Effort to launch review of occupational licenses stalls, appears dead for session

February 22, 2018

LINCOLN - An effort to review the occupational licenses the state issues has apparently died a quiet death.

Sen. Laura Ebke of Crete, sponsor of LB 299, says she was disappointed when Speaker Jim Scheer told her the bill wouldn’t return to the legislative floor, because she couldn’t assure him she had enough votes to break a filibuster.

“A little bit. I would have like to have at least seen it through to the full three hours to see if we could have gotten a vote on the committee amendment and had a chance to move it,” Ebke tells Nebraska Radio Network.

The measure came close.

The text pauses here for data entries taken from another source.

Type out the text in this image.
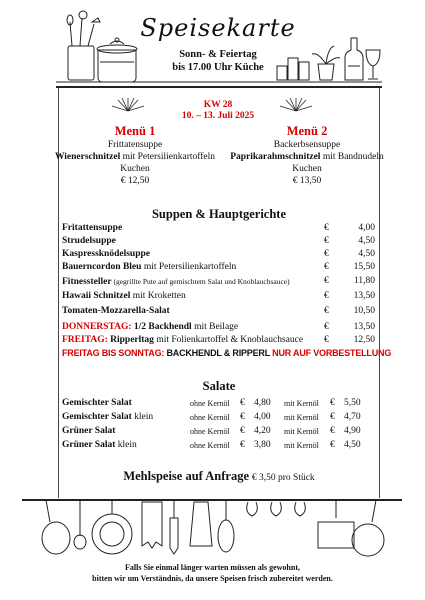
Speisekarte
Sonn- & Feiertag
bis 17.00 Uhr Küche
KW 28
10. – 13. Juli 2025
Menü 1
Frittatensuppe
Wienerschnitzel mit Petersilienkartoffeln
Kuchen
€ 12,50
Menü 2
Backerbsensuppe
Paprikarahmschnitzel mit Bandnudeln
Kuchen
€ 13,50
Suppen & Hauptgerichte
Fritattensuppe	€	4,00
Strudelsuppe	€	4,50
Kaspressknödelsuppe	€	4,50
Bauerncordon Bleu mit Petersilienkartoffeln	€	15,50
Fitnessteller (gegrillte Pute auf gemischtem Salat und Knoblauchsauce)	€	11,80
Hawaii Schnitzel mit Kroketten	€	13,50
Tomaten-Mozzarella-Salat	€	10,50
DONNERSTAG: 1/2 Backhendl mit Beilage	€	13,50
FREITAG: Ripperltag mit Folienkartoffel & Knoblauchsauce €	12,50
FREITAG BIS SONNTAG: BACKHENDL & RIPPERL NUR AUF VORBESTELLUNG
Salate
Gemischter Salat	ohne Kernöl € 4,80 mit Kernöl € 5,50
Gemischter Salat klein	ohne Kernöl € 4,00 mit Kernöl € 4,70
Grüner Salat	ohne Kernöl € 4,20 mit Kernöl € 4,90
Grüner Salat klein	ohne Kernöl € 3,80 mit Kernöl € 4,50
Mehlspeise auf Anfrage € 3,50 pro Stück
Falls Sie einmal länger warten müssen als gewohnt,
bitten wir um Verständnis, da unsere Speisen frisch zubereitet werden.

Debate ended Tuesday after lawmakers rejected by one vote an amendment which would have removed health care professionals from the bill. Ebke estimated she had about 20 minutes to go before she could call for a cloture motion to ended debate and go to a vote.

LB 299 would have created a mechanism to analyze the effectiveness and need for the nearly 200 occupational licenses issued by the state.

Ebke says her bill would have done more than cut red tape.

“It engages the legislature in an on-going review process,” according to Ebke. “We have shown we have turned these boards, these licensing boards, loose and we don’t pay any attention to them unless someone brings us a specific one. I think it’s important for us to continue to review. I mean, we’ve delegated our authority to these boards for licensing. So, we ought to make sure we follow up on it.”

Ebke says the opposition during floor debate Tuesday caught her off-guard.

“Things were coming at us from a lot of different angles,” Ebke says. “It wasn’t entirely clear to me why.”

Debate seemed to have turned into a full-fledged filibuster. It would have required 33 votes to break the filibuster and go to a vote on the bill.

Ebke says the legislature needs to review the effectiveness of occupational licenses.

“Personally, I think that most of the licenses that we’ve got aren’t going to be messed with, even in a review process,” according to Ebke. “But, I think that it’s a good thing for the legislature to on an on-going basis review those licenses and make sure they’re doing what we want them to do.”